Sunday, October 25, 2009


quotes from “Faith & Ecstasy”
By Nicholas Schmidle
Smithsonian
December 2008

Sufism is not a sect, like Shiism or Sunnism, but rather the mystical side of Islam — a personal, experiential approach to Allah, which contrasts with the prescriptive, doctrinal approach of fundamentalists like the Taliban. It exists throughout the Muslim world (perhaps most visibly in Turkey, where whirling dervishes represent a strain of Sufism), and its millions of followers generally embrace Islam as a religious experience, not a social or political one.
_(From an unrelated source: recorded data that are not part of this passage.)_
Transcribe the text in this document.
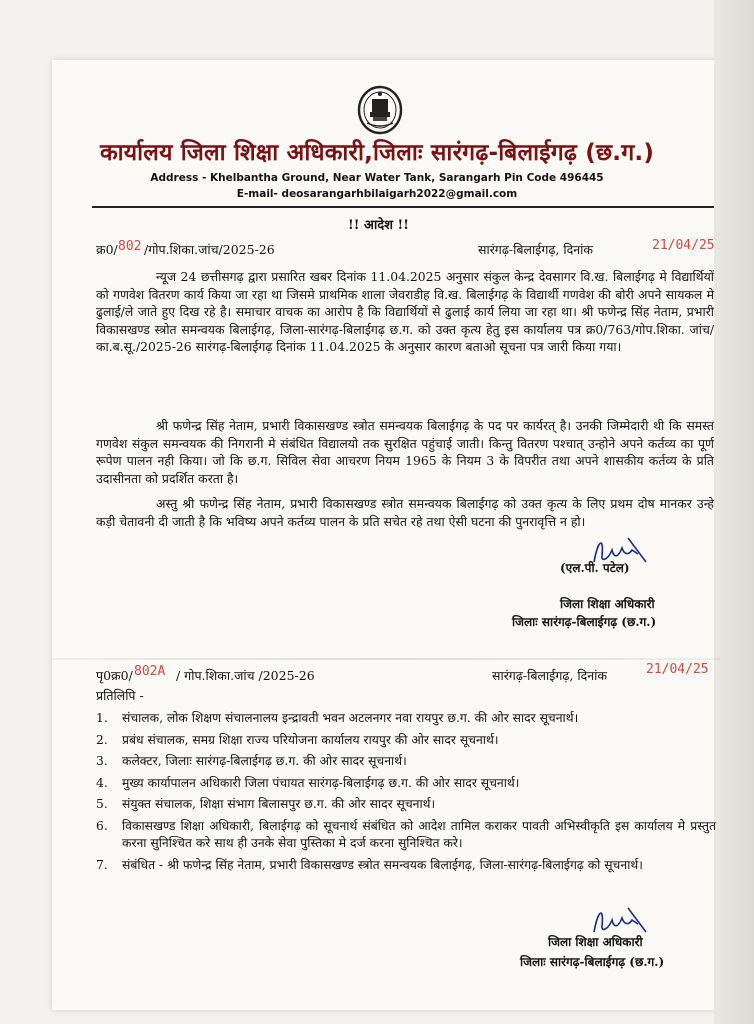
कार्यालय जिला शिक्षा अधिकारी,जिलाः सारंगढ़-बिलाईगढ़ (छ.ग.)
Address - Khelbantha Ground, Near Water Tank, Sarangarh Pin Code 496445
E-mail- deosarangarhbilaigarh2022@gmail.com
!! आदेश !!
क्र0/ 802 /गोप.शिका.जांच/2025-26	सारंगढ़-बिलाईगढ़, दिनांक	21/04/25
न्यूज 24 छत्तीसगढ़ द्वारा प्रसारित खबर दिनांक 11.04.2025 अनुसार संकुल केन्द्र देवसागर वि.ख. बिलाईगढ़ मे विद्यार्थियों को गणवेश वितरण कार्य किया जा रहा था जिसमे प्राथमिक शाला जेवराडीह वि.ख. बिलाईगढ़ के विद्यार्थी गणवेश की बोरी अपने सायकल मे ढुलाई/ले जाते हुए दिख रहे है। समाचार वाचक का आरोप है कि विद्यार्थियों से ढुलाई कार्य लिया जा रहा था। श्री फणेन्द्र सिंह नेताम, प्रभारी विकासखण्ड स्त्रोत समन्वयक बिलाईगढ़, जिला-सारंगढ़-बिलाईगढ़ छ.ग. को उक्त कृत्य हेतु इस कार्यालय पत्र क्र0/763/गोप.शिका. जांच/का.ब.सू./2025-26 सारंगढ़-बिलाईगढ़ दिनांक 11.04.2025 के अनुसार कारण बताओ सूचना पत्र जारी किया गया।
श्री फणेन्द्र सिंह नेताम, प्रभारी विकासखण्ड स्त्रोत समन्वयक बिलाईगढ़ के पद पर कार्यरत् है। उनकी जिम्मेदारी थी कि समस्त गणवेश संकुल समन्वयक की निगरानी मे संबंधित विद्यालयो तक सुरक्षित पहुंचाई जाती। किन्तु वितरण पश्चात् उन्होने अपने कर्तव्य का पूर्ण रूपेण पालन नही किया। जो कि छ.ग. सिविल सेवा आचरण नियम 1965 के नियम 3 के विपरीत तथा अपने शासकीय कर्तव्य के प्रति उदासीनता को प्रदर्शित करता है।
अस्तु श्री फणेन्द्र सिंह नेताम, प्रभारी विकासखण्ड स्त्रोत समन्वयक बिलाईगढ़ को उक्त कृत्य के लिए प्रथम दोष मानकर उन्हे कड़ी चेतावनी दी जाती है कि भविष्य अपने कर्तव्य पालन के प्रति सचेत रहे तथा ऐसी घटना की पुनरावृत्ति न हो।
(एल.पी. पटेल)
जिला शिक्षा अधिकारी
जिलाः सारंगढ़-बिलाईगढ़ (छ.ग.)
पृ0क्र0/ 802A / गोप.शिका.जांच /2025-26	सारंगढ़-बिलाईगढ़, दिनांक	21/04/25
प्रतिलिपि -
1. संचालक, लोक शिक्षण संचालनालय इन्द्रावती भवन अटलनगर नवा रायपुर छ.ग. की ओर सादर सूचनार्थ।
2. प्रबंध संचालक, समग्र शिक्षा राज्य परियोजना कार्यालय रायपुर की ओर सादर सूचनार्थ।
3. कलेक्टर, जिलाः सारंगढ़-बिलाईगढ़ छ.ग. की ओर सादर सूचनार्थ।
4. मुख्य कार्यापालन अधिकारी जिला पंचायत सारंगढ़-बिलाईगढ़ छ.ग. की ओर सादर सूचनार्थ।
5. संयुक्त संचालक, शिक्षा संभाग बिलासपुर छ.ग. की ओर सादर सूचनार्थ।
6. विकासखण्ड शिक्षा अधिकारी, बिलाईगढ़ को सूचनार्थ संबंधित को आदेश तामिल कराकर पावती अभिस्वीकृति इस कार्यालय मे प्रस्तुत करना सुनिश्चित करे साथ ही उनके सेवा पुस्तिका मे दर्ज करना सुनिश्चित करे।
7. संबंधित - श्री फणेन्द्र सिंह नेताम, प्रभारी विकासखण्ड स्त्रोत समन्वयक बिलाईगढ़, जिला-सारंगढ़-बिलाईगढ़ को सूचनार्थ।
जिला शिक्षा अधिकारी
जिलाः सारंगढ़-बिलाईगढ़ (छ.ग.)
Sufis represent the strongest indigenous force against Islamic fundamentalism…

The “four friends”… taught Sufism [in the early 13th century]. They eschewed fire-and-brimstone sermons, and rather than forcibly convert those belonging to other religions, they often incorporated local traditions into their own practices… Qalander [one of the four friends] “played the role of integrator,” says Ghulam Rabbani Agro, a Sindhi historian who has written about Qalander. “He wanted to take the sting out of religion.” …

I hadn’t been able to find a clear, succinct definition of Sufism anywhere, so I asked [Rohail] Hyatt for one. “I can explain to you what love is until I turn blue in the face. I can take two weeks to explain everything to you,” he said. “But there is no way I can make you feel it. Sufism initiates that emotion in you. And through that process, religious experience becomes totally different: pure and absolutely nonviolent.”